Persatuan Guru: Seragam Sekolah Mahal Tidak Meningkatkan Mutu Pendidikan

Jakarta, Wartabrita.com — Perhimpunan Pendidikan dan Guru (P2G) sangat menyesalkan praktik jual beli seragam sekolah yang sangat mahal membebani orang tua siswa seperti yang terjadi di Tulungagung. P2G melontarkan kritik terkait hal tersebut.

Kepala Bidang Advokasi Guru P2G, Iman Zanatul Haeri mengatakan bahwa beragam dan jumlah seragam harus dibeli serta dipakai siswa jelas membebani orang tua.
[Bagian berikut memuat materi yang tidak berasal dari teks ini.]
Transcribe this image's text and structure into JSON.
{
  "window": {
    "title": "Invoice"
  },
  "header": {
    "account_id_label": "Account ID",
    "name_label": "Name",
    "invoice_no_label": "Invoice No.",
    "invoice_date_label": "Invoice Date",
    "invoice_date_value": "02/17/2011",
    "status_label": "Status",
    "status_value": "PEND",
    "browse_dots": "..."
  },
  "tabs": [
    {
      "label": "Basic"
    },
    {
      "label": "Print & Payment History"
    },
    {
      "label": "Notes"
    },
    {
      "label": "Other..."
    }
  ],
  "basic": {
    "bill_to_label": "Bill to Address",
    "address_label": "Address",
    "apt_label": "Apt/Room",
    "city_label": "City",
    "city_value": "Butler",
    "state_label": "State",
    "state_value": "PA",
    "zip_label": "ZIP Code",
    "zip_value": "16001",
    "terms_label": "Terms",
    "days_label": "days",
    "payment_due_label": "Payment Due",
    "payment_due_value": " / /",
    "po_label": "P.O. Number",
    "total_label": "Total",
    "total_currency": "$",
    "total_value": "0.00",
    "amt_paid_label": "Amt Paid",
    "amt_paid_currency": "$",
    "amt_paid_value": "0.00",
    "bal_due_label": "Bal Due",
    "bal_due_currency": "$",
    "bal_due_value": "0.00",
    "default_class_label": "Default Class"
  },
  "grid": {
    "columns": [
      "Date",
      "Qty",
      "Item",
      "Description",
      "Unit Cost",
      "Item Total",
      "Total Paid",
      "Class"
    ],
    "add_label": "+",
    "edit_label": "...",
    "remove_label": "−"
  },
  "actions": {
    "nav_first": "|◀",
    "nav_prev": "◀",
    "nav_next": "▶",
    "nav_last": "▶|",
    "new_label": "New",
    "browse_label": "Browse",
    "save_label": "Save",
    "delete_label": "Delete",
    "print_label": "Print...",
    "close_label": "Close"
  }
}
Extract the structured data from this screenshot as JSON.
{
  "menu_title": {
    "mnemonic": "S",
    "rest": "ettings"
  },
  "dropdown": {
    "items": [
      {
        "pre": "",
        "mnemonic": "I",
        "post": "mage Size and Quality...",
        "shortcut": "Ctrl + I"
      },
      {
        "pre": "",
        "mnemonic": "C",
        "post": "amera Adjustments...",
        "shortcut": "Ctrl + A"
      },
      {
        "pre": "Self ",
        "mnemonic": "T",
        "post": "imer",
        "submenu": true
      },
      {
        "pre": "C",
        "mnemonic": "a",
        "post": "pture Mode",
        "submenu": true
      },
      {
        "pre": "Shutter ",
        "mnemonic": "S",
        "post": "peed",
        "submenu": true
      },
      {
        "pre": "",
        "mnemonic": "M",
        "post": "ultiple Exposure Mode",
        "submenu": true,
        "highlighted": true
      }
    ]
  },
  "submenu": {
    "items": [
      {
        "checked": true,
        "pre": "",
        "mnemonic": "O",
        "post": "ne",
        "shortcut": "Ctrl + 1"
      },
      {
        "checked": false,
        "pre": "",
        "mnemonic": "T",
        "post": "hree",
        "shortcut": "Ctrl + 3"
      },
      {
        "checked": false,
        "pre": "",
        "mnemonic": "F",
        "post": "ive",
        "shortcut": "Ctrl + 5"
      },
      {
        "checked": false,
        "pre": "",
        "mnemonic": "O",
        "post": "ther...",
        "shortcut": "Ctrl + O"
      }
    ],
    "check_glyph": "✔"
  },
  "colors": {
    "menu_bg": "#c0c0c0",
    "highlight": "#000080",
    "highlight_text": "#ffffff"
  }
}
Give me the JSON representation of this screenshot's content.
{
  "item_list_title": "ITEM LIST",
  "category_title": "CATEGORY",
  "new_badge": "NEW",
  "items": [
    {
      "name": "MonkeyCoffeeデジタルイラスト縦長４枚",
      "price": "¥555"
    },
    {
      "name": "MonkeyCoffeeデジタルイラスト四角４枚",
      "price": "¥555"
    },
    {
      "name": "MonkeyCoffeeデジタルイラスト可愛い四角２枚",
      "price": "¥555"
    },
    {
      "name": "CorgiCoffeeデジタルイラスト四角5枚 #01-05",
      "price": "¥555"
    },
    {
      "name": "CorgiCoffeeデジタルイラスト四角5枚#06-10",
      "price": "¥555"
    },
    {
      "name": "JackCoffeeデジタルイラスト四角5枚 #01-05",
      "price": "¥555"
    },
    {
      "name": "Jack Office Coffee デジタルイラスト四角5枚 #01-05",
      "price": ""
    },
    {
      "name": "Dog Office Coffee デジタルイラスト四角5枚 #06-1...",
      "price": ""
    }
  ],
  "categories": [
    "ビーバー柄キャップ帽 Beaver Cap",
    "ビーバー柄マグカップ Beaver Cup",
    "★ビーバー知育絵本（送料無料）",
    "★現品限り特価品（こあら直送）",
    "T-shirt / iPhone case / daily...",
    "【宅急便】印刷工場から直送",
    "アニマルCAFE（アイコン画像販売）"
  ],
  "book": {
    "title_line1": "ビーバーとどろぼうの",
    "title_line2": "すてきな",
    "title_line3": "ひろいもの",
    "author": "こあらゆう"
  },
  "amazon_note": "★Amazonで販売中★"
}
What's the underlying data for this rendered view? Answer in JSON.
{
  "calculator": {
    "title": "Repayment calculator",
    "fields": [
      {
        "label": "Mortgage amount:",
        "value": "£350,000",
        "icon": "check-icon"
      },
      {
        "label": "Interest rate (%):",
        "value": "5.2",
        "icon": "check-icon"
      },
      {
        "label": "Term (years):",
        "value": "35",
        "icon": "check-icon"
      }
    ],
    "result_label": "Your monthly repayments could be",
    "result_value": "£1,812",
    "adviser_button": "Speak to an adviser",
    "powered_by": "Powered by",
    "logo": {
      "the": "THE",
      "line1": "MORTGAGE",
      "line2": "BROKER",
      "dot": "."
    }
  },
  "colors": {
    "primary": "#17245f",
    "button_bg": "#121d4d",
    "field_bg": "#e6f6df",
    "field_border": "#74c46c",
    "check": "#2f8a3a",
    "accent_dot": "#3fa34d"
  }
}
Belum lagi, sambung dia, baju kegiatan ekstrakurikuler lain.

“Kebijakan yang melahirkan pemakaian seragam yang begitu banyak, tidak berkorelasi dengan mutu pendidikan,” kata Iman dalam keterangan di Jakarta, Kamis (27/7).

Dia melanjutkan, fakta tersebut juga membuktikan pendidikan nasional Indonesia masih membebani orang tua siswa karena berbiaya mahal. Selain seragam sekolah, orang tua harus memenuhi kebutuhan sekolah lainnya yaitu sepatu, atribut sekolah lain, tas dan buku.

Semuanya harus dipenuhi ditambah uang pangkal dan SPP khusus sekolah swasta. Dia mempertanyakan korelasi jumlah seragam sekolah dengan peningkatan mutu pendidikan.

“Jangan sampai kita terlalu sibuk mengatur seragam anak, lantas mengorbankan waktu dan tenaga untuk meningkatkan kualitas pendidikan,” tegasnya.

Menurut P2G, biaya seragam yang banyak sudah seharusnya masuk dalam skema pembiayaan BOS dari pusat atau daerah sehingga aturan tersebut harus diperluas. Atau bisa juga dengan skema lain yang dikembangkan oleh Pemda, seperti KJP Plus bagi siswa dari ekonomi tidak mampu di Jakarta.

“Ini perlu dilakukan agar anak dari keluarga tidak mampu betul-betul mendapatkan afirmasi dan perlakuan yang adil dari negara,” katanya.

Selain itu, praktik jual beli seragam dan atribut sekolah lain selalu terjadi karena tingginya “demand” dari orang tua. Pihak sekolah melihat ada peluang bisnis sehingga “demand and supply” terjadi.

Padahal praktik jual beli seragam di sekolah dilarang berdasarkan Permendikbud Nomor 50 Tahun 2022, khususnya pasal 13. Iman menambahkan, komite sekolah sebagai wadah orang tua siswa, baik individu atau kolektif juga dilarang jual beli seragam di sekolah menurut Permendikbud Nomor 75 Tahun 2016 pasal 12 tentang komite sekolah.

P2G mendesak Dinas Pendidikan menyisir sekolah yang melakukan praktik terlarang itu. Dewan Pakar P2G, Anggi Afriansyah mengatakan bahwa sudah bukan rahasia lagi fakta demikian berlangsung di sekolah negeri sejak lama.

“Mengapa praktik itu masih terjadi? Karena tidak adanya pengawasan dan sanksi tegas dari Dinas Pendidikan atau kepala daerah”, katanya.

P2G berpendapat bahwa seharusnya keberadaan pengawas sekolah berperan penting mencegahnya terulang serta bukan malah membiarkan dan menganggap normal. Faktor monitoring yang hanya administratif juga menjadi penyebab, sehingga tidak ada pencegahan atau penindakan praktik jual beli seragam dari pengawas.

Dia melanjutkan, untung saja orang tua berani bicara mengangkat fakta tersebut di media sosial. P2G meminta orang tua dan siswa, jangan takut menyuarakan jika terjadi penyimpangan aturan di sekolah.

P2G juga mendorong Dinas Pendidikan bersikap tegas memberi sanksi sesuai aturan kepada oknum guru, kepala sekolah, pengawas yang terindikasi kuat melakukan praktik jual beli seragam atau yang membiarkannya.

“Pengawas jangan bertindak formalitas dan seremonial saja dalam memantau, mendampingi, memonitoring, dan mengevaluasi sekolah,” katanya.